Ab dann hatte ich Vieles nachgeholt, was mir vorher verbotten war. Gott muss wohl immer auf mich aufgepasst haben, denn heute wundere ich mich, dass es nich schlimmer gekommen ist. Ich hatte nur noch Lust zu Feiern, lebte nur den einen Tag und machte mir keine Gedanken um andere Menschen. Mit 20 habe ich meinen jetztigen Mann geheiratet und wir bekammen 3 Kinder. Meine Eltern schafften es nacheinander sich von der Alkoholsucht zu befreien und ab da war alles einfach toll. Das Glück hat uns verlassen, als vor 4 Jahren mein Vater an Lungenkrebs erkrankte. Ich fing an, mir Gedanken über Gott zu machen, aber ich füllte mich noch relativ sicher. Als dann 1 Jahr später mein Vater nach einer Operation im Sterben lag, war ich jeden Tag bei ihm und erlebte dort, wie eine Frau uns liebevoll in dieser Zeit begleitete. Ich war sehr offen, was sie uns erzählte und als mein Vater verstarb hat sie mich mit ihren tröstenden Worten aufgefangen. Ich weiß nicht wie das geschen ist, aber ich hatte nichts als Gefühl der Dankbarkeit, als mein Vater starb. Dankbarkeit für mein Vater, für die Zeit mit ihm, dafür dass ich ihn beim Sterben begleiten durfte. Ich wußte noch nicht wem ich dankbar bin, aber das Gefühl war da und daran habe ich festgehalten. So lebte ich weiter ohne Gott, aber in Dankbarkeit. Als dann ein Jahr später meine Tochter an Magersucht erkrankte und nacheinander meine Oma und Schwiegeroma verstarben, wusste ich, ich muss nach Gott suchen, denn alleine kann ich das nicht mehr tragen.

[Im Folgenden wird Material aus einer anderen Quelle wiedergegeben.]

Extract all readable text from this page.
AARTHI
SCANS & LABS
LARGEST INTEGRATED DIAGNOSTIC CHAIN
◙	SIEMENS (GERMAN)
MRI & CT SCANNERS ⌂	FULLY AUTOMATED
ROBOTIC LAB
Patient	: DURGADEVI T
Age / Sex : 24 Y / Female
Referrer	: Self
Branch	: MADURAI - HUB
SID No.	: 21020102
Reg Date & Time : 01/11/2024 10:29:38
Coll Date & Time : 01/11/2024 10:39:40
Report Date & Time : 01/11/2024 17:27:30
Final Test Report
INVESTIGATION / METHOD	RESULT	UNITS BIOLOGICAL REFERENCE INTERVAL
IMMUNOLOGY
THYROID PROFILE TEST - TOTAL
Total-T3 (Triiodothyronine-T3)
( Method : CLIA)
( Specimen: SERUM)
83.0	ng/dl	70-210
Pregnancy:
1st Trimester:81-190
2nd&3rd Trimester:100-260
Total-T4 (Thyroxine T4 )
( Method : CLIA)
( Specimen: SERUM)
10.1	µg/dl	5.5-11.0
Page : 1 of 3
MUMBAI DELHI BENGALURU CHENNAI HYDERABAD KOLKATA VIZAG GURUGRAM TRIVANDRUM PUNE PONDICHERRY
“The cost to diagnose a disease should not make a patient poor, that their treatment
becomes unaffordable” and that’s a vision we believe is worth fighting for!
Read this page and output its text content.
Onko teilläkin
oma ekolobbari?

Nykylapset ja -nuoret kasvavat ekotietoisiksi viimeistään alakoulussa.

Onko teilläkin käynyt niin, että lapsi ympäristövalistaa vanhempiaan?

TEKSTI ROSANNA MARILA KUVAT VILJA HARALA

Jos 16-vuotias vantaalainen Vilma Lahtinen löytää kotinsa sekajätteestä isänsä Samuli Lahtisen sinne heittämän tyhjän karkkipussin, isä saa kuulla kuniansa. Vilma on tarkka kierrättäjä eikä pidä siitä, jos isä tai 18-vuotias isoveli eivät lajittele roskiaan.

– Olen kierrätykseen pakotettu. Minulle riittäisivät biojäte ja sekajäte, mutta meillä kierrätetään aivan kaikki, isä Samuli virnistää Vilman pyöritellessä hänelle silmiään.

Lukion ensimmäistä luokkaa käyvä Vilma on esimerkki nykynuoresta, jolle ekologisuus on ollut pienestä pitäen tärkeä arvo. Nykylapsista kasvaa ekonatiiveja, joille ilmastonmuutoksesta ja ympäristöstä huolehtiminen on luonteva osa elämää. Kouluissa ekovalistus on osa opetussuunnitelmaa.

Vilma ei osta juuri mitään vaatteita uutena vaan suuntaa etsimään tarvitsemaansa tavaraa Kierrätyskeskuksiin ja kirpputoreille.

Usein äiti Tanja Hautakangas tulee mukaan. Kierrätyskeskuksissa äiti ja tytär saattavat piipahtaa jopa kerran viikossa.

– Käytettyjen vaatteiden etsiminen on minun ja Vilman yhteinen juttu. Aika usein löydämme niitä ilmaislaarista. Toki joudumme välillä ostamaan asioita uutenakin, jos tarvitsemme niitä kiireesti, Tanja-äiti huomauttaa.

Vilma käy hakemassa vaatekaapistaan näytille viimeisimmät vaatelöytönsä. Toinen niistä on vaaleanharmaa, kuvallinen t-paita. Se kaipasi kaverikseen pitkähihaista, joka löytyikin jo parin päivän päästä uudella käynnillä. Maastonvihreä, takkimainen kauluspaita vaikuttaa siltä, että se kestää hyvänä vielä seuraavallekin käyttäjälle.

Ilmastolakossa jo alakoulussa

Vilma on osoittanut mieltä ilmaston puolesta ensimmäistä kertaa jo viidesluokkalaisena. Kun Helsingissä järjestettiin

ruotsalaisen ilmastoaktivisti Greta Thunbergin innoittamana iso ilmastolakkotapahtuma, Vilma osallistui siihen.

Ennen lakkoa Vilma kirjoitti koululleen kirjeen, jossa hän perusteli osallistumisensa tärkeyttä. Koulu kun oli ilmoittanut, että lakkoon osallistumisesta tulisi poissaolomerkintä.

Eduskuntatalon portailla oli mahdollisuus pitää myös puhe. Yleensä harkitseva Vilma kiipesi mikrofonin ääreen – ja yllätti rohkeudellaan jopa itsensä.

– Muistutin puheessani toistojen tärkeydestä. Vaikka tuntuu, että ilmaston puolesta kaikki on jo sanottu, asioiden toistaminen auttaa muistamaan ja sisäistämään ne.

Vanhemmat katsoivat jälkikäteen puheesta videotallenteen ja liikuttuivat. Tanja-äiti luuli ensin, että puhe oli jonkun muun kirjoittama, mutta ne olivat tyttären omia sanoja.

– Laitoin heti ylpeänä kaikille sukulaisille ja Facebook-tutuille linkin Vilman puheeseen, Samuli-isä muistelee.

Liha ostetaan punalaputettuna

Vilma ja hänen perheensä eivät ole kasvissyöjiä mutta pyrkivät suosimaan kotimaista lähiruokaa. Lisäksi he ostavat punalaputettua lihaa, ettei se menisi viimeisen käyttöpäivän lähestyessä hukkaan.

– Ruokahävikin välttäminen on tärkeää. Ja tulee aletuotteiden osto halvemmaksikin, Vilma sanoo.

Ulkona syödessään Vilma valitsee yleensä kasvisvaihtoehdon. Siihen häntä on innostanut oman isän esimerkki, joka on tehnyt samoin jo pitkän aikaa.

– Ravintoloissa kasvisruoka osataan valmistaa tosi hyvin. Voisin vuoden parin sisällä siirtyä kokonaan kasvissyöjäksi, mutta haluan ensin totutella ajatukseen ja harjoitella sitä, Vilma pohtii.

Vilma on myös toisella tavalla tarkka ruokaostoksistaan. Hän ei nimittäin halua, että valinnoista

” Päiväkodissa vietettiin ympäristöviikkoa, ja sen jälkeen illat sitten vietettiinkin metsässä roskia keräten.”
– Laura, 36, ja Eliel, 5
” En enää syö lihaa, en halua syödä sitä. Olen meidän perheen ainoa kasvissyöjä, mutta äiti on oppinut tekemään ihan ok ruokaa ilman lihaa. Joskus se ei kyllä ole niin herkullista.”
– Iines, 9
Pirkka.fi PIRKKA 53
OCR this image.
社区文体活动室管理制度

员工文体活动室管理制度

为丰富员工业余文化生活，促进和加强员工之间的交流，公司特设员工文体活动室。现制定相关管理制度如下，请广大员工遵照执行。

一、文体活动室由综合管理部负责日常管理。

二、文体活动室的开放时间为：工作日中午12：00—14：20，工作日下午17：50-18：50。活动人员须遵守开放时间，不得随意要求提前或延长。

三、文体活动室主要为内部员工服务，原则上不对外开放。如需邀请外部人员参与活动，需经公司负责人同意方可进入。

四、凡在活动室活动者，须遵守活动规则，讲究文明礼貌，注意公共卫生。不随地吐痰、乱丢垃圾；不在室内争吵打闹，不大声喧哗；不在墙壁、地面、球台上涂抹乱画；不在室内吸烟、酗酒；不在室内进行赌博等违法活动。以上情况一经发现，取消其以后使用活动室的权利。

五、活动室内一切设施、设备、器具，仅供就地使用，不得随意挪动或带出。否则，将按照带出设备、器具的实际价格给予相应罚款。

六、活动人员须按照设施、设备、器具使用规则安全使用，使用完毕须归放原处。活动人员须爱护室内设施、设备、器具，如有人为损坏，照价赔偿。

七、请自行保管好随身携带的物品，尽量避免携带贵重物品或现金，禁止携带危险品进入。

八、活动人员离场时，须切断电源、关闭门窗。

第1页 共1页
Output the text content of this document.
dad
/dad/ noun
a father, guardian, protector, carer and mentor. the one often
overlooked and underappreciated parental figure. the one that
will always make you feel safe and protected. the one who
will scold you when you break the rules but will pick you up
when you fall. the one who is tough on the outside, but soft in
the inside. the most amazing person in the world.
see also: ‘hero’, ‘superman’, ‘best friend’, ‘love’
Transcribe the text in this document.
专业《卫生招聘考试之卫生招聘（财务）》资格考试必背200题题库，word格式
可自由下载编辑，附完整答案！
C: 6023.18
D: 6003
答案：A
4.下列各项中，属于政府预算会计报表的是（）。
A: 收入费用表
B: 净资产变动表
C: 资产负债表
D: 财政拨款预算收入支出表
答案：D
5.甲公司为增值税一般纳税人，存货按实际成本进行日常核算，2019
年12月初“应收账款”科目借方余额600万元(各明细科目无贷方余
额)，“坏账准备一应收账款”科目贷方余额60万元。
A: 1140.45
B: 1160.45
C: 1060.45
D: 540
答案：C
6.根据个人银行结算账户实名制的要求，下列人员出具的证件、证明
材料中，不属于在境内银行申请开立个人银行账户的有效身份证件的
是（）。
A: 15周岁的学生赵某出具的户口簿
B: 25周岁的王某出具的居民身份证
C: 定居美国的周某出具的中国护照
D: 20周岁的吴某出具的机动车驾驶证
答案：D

Und so begab ich mich auf die Suche nach Gott, aber ich wollte unbedingt IHN finden und nicht eine Religion. Ich bettete das Vaterunser, weil ich nichts anderes konnte. Ich las mir das Lied immer wieder vor. Aber meine Gedanken waren so negativ, dass ich fast in eine Depression verfallen wäre. Dann erzählte miene Freundin von Joyce Meyers Predigten, die ich mir dann auf einem MP3 Player immer wieder anhörte. Ich habe es ständig gehört, gerade beim Einschlafen, wenn die Gedanken einen überfallen. Auf diesem Weg hat Gott in mir eine Umkehr bewirkt. Er hat Schritt für Schritt an mir Veränderungen bewirkt, z.B. konnte ich endlich mit dem Rauchen aufhören, die Zeit als die Magersucht meiner Tochter am schlimmsten war zu überstehen und meine Gedankenmuster verändert.
Gott ist immer noch am Werk und ich vertraue darauf, dass er immer an mir arbeitet. Ich brauche noch sehr viel Veränderung. Das schöne aber ist, dass der Heilige Geist, nicht alles auf einmal an mir verändert, sondern Schritt für Schritt und immer erst dann, wenn ich bereit dafür bin.
"Herr, du kannst alles geben:
dass Glauben in mir reift,
dass Hoffnung wächst zum Leben
und Liebe mich ergreift"
Darum bette ich, damit ich Seine Liebe auch an andere weitergeben kann.